Tim has a point in that Stata won't include connections to data points
not included on a graph. You'd have to fudge that by working out where
each line segment would enter or leave the plot region and adding extra
graph elements, but at a first guess it wouldn't be trivial. Many Stata
users have long since internalised this as a natural attitude, a feature
not a limitation. Personally I will willingly concede this as something
R will do and Stata won't.
By the way, I am sure that Kit _is_ honestly happy with this situation.
Nick
[email protected]
Mak, Timothy
But I'm sure you can't honestly be happy with leaving out that last
observation. The issue is not whether it's the last observation or not.

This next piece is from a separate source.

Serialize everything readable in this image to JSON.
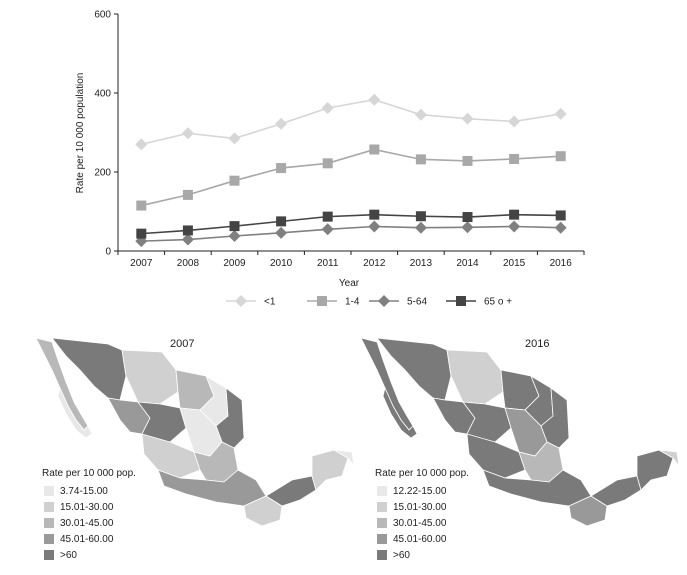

It could be in the middle. What about Line 2, it has an observation
that's within the range. What if I've got line 3, 4, 5 as well which all
have observations within range. I imagine that you might just leave out
Line 1's outlying observation, but that's ambiguous - it suggests a
missing value.
More often, it's not the point itself that's outside the range, but the
error bar. I just flipped through a nature magazine (it's the only one I
have), and found an example of this: Vol 452(7190): p.985, Fig 3. In
fact, I guess one guage of how good a software's graphical capability is
is to look through a journal and see how many of the graphs can be
reproduced. Sometimes it's not whether you think the graph is sensible
that counts - it's what the editor of the journal thinks.